The ICC promised yesterday that the investigation will be "impartial and independent, focusing on the individuals who bear the greatest criminal responsibility for crimes committed in Darfur". In deciding to start investigations, the prosecutor ignored advice to wait until the conflict is resolved. He knows that the Darfur issue will be the first big test of the ICC and that, if its work fails to match up to high standards, the court's enemies will seize on the opportunity to undermine it.

The ICC did not name any individuals, although the UN secretary general, Kofi Annan, has given the court a sealed list of 51 people suspected of crimes, including murder and rape. Though the men have not been named, they are believed to include senior Sudanese government and army officials, militia leaders, and rebel and foreign army commanders. The office of the prosecutor at the ICC, Luis Moreno-Ocampo, said he had requested information from several sources, collecting thousands of documents, and that more than 50 independent experts had been contacted.

The Darfur conflict broke out in February 2003 when rebels took up arms against the Arab-dominated government, accusing Khartoum of discrimination against non-Arabs in the arid region. Sudan's government is accused of retaliating by arming the local Arab militia, whom rebels accuse of burning down villages and killing and raping civilians. Khartoum denies the charge.

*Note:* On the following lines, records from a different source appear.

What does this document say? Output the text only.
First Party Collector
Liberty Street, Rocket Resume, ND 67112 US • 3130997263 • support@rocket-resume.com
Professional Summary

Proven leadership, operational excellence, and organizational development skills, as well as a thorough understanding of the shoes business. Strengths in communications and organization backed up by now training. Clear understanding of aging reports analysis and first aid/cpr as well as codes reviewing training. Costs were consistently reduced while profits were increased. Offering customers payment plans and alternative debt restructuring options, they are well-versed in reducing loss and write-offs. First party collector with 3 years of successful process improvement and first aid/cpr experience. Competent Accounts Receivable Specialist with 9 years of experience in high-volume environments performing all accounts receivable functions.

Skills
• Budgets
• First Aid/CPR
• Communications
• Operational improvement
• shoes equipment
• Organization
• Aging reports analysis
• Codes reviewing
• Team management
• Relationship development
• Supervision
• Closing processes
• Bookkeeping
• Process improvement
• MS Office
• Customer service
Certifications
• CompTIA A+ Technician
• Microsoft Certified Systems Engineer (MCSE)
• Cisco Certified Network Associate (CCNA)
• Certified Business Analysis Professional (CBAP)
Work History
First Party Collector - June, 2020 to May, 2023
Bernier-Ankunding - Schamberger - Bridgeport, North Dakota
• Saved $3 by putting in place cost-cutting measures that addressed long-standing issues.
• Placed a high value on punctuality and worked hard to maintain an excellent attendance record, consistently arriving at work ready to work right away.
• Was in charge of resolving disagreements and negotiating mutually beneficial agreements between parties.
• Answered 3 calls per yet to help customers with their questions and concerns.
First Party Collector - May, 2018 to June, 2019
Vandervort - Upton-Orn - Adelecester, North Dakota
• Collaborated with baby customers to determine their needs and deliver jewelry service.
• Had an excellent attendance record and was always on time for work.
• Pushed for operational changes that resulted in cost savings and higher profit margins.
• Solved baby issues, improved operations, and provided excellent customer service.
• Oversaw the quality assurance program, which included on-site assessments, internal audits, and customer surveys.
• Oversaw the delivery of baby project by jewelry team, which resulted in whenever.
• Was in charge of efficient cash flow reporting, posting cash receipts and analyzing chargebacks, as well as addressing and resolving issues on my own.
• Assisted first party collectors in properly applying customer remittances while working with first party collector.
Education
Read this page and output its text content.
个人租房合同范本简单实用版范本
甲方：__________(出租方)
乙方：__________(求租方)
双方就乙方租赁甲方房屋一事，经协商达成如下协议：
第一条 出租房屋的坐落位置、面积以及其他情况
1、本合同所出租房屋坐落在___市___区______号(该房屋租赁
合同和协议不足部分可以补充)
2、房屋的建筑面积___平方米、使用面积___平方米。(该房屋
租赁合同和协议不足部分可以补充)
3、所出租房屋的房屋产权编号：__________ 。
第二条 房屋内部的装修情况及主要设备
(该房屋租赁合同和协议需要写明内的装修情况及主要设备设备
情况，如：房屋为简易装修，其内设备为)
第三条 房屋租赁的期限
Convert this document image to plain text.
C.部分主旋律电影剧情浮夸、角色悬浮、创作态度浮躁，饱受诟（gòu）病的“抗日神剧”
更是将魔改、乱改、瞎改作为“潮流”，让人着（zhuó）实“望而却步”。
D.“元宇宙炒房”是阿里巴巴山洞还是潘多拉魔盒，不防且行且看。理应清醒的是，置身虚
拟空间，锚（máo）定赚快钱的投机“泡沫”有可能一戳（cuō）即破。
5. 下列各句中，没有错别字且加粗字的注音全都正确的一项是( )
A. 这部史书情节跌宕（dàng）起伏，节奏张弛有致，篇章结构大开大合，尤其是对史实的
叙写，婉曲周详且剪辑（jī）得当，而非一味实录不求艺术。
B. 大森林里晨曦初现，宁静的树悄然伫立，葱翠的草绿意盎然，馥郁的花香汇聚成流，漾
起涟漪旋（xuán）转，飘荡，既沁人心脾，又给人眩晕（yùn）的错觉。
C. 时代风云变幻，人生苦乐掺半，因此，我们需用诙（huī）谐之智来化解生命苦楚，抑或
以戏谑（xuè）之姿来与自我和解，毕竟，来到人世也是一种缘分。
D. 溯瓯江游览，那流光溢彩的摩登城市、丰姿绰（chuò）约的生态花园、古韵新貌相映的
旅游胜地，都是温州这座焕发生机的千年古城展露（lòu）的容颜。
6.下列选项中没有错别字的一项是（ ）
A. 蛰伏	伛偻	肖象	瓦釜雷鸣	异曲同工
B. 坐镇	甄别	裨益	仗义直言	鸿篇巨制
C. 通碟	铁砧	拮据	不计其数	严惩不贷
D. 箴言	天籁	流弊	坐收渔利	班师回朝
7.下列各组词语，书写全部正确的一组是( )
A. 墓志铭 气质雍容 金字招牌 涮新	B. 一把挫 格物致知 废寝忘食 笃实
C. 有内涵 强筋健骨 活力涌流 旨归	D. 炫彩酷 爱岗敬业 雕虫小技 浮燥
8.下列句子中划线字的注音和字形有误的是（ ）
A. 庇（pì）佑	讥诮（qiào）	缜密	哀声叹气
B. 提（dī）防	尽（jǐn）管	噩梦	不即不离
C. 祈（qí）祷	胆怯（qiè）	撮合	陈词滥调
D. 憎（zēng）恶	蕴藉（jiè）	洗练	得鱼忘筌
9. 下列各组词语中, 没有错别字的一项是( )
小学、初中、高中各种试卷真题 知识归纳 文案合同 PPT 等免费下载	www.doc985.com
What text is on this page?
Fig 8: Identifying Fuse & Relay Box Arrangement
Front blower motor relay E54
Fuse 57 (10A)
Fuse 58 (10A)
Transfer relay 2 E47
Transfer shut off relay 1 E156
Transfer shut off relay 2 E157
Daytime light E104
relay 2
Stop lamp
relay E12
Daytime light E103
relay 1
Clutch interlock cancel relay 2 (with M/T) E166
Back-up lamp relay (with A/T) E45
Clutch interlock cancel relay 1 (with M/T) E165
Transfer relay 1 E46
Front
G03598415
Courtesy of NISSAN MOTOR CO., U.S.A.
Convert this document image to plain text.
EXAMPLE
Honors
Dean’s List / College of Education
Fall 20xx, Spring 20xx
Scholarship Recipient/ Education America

As well as the tens of thousands of those who have died in Darfur through violence, hunger and disease, more than two million people have fled their homes. Richard Dicker, of Human Rights Watch, said: "The decision of the prosecutor to investigate mass slaughter and rape in Darfur will start the wheels of justice turning for the victims of these atrocities. As a UN member state, Sudan is obliged to co-operate with the ICC investigation."

Mr Moreno-Ocampo called for co-operation from national and international parties. "It will form part of a collective effort, complementing African Union and other initiatives to end the violence in Darfur and to promote justice," he said.

The court launched its first investigations last year into crimes in the Democratic Republic of Congo and Uganda - though in both cases the government involved referred the cases. It has yet to issue its first indictment or arrest warrant but Mr Moreno-Ocampo says he should be ready to launch cases this year.